Por que (não) começar pelo texto literário?
Comentário sobre o texto As Ideias fora do lugar de Roberto Schwarz
Abordagem do momento histórico de escrita dos textos literários nas aulas
de literatura do ensino básico e Médio, sempre se iniciou juntamente com a
análise inicial do gênero textual, que precedem a leitura do texto. Essas
diretrizes introduzem no leitor características do estudo para que este filtre
e direcione a leitura, o que não está errado. No entanto, tal método privou a
sensibilidade da trajetória literária dos leitores em identificarem outros
detalhes no texto, em especial, de analisarem com sua própria perspectiva e no
desenvolvimento de crítica ao que estava escrito.
Outro ponto bastante desestimulante
no estudo investigativo, é o fato de que a história que é apresentada nas aulas
introdutórias partem do compartilhamento da análise de macro movimentos de
transformação do período analisado, fazendo parecer que tudo girava em torno de
tais acontecimentos, sem se importarem com a vida cotidiana das pessoas e
aspectos extremamente relevantes individualizadas que compunham o cenário onde
ocorriam estes movimentos.
São essas duas considerações críticas que observo na leitura do texto As ideias fora do lugar escrito por
Roberto Schwarz, que aborda brilhantemente a questão histórica do escravismo no
Brasil e suas raízes na Europa, além dos mecanismos opressores que sempre
existiram em decorrência dos anseios das elites brasileiras em se espelharem
nas tendências europeias e os devaneios dos latifundiários, escravos, do homem
comum e até mesmo da burguesia em serem destinatários da liberdade tão popular
desde a revolução francesa.
Ocorre que, o autor nos deixa um presente enorme quando nos convida a
observar estes mesmos acontecimentos na perspectiva sensível dos autores
literários que presenciaram o período e contribuíram com os mais diversos
textos, que remontam a personalidade e rotina das personagens, ainda que
superficialmente e fictícia, inspiradas nas pessoas da época, sendo estas,
bases riquíssimas para identificarmos fenômenos não contados nos livros, com ou
sem intenção de ocultá-los.
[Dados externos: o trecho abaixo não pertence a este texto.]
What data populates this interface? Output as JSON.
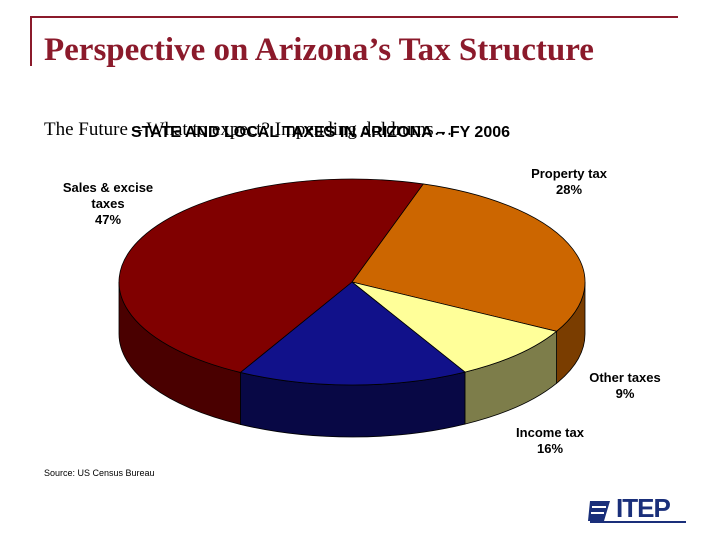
{
  "slide": {
    "title": "Perspective on Arizona’s Tax Structure",
    "subtitle": "The Future – What to expect?  Impending doldrums…"
  },
  "chart_data": {
    "type": "pie",
    "title": "STATE AND LOCAL TAXES IN ARIZONA – FY 2006",
    "slices": [
      {
        "name": "Property tax",
        "label_line1": "Property tax",
        "value": 28,
        "value_label": "28%",
        "color": "#cc6600",
        "side_color": "#7a3d00"
      },
      {
        "name": "Other taxes",
        "label_line1": "Other taxes",
        "value": 9,
        "value_label": "9%",
        "color": "#ffff99",
        "side_color": "#7d7d4a"
      },
      {
        "name": "Income tax",
        "label_line1": "Income tax",
        "value": 16,
        "value_label": "16%",
        "color": "#11118a",
        "side_color": "#080845"
      },
      {
        "name": "Sales & excise taxes",
        "label_line1": "Sales & excise",
        "label_line2": "taxes",
        "value": 47,
        "value_label": "47%",
        "color": "#800000",
        "side_color": "#4a0000"
      }
    ],
    "source": "Source: US Census Bureau",
    "three_d": true
  },
  "logo": {
    "text": "ITEP",
    "name": "itep-logo"
  }
}
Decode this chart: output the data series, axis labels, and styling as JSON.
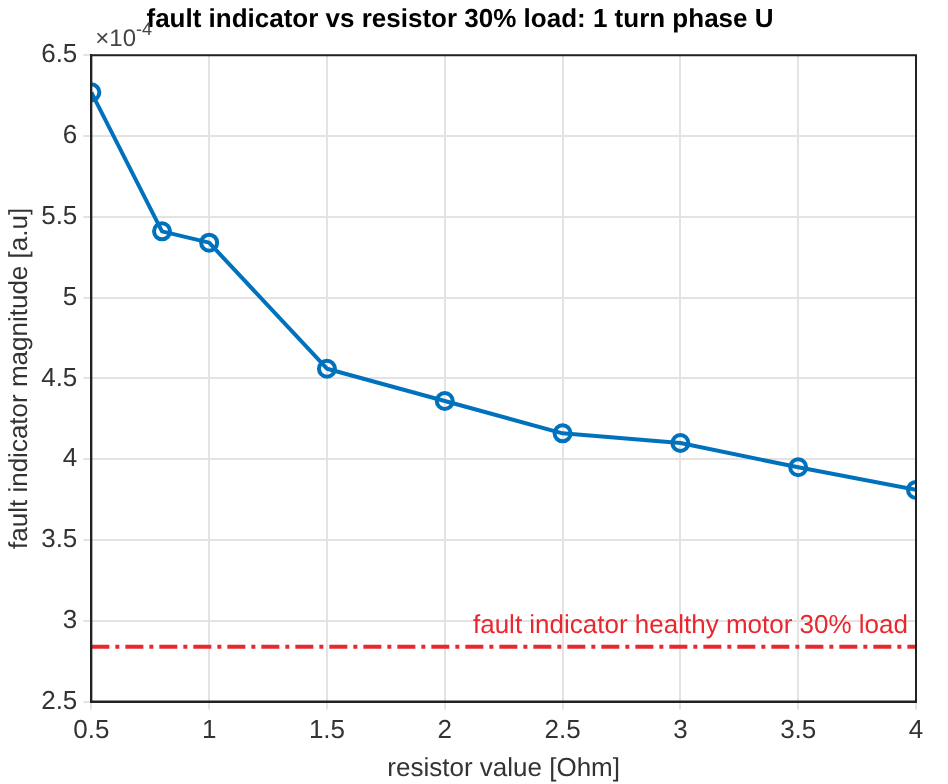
{
  "chart_data": {
    "type": "line",
    "title": "fault indicator vs resistor 30% load: 1 turn phase U",
    "xlabel": "resistor value [Ohm]",
    "ylabel": "fault indicator magnitude [a.u]",
    "annotations": [
      "×10$^{-4}$"
    ],
    "x": [
      0.5,
      0.8,
      1.0,
      1.5,
      2.0,
      2.5,
      3.0,
      3.5,
      4.0
    ],
    "series": [
      {
        "color": "#0072bd",
        "values": [
          6.27,
          5.41,
          5.34,
          4.56,
          4.36,
          4.16,
          4.1,
          3.95,
          3.81
        ]
      }
    ],
    "xlim": [
      0.5,
      4
    ],
    "xticks": [
      0.5,
      1,
      1.5,
      2,
      2.5,
      3,
      3.5,
      4
    ],
    "ylim": [
      2.5,
      6.5
    ],
    "yticks": [
      2.5,
      3,
      3.5,
      4,
      4.5,
      5,
      5.5,
      6,
      6.5
    ],
    "ref_lines": [
      {
        "axis": "y",
        "value": 2.84,
        "label": "fault indicator healthy motor 30% load",
        "color": "#e8282e",
        "line_style": "dashdot"
      }
    ],
    "grid": true,
    "legend": false,
    "marker": "circle",
    "line_style": "solid"
  }
}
Textos estes, que nos convidam para um café na
praça central das memórias de um tempo que pode ser o presente se analisados
com a clarividência do investigador que está despretensioso com objetivo da
leitura e durante esta promove as mais diversas conexões que ele é permitido
por sua mente crítica.
Este texto foi fruto da
atividade aplicada na disciplina de Crítica Literária no curso de Letras-
Português e Espanhol da Universidade Federal da Fronteira Sul, ministrada pelo
Professor Valdir Prigol, o qual solicitou que desenvolvêssemos um comentário sobre
algum dos textos lidos no decorrer do semestre.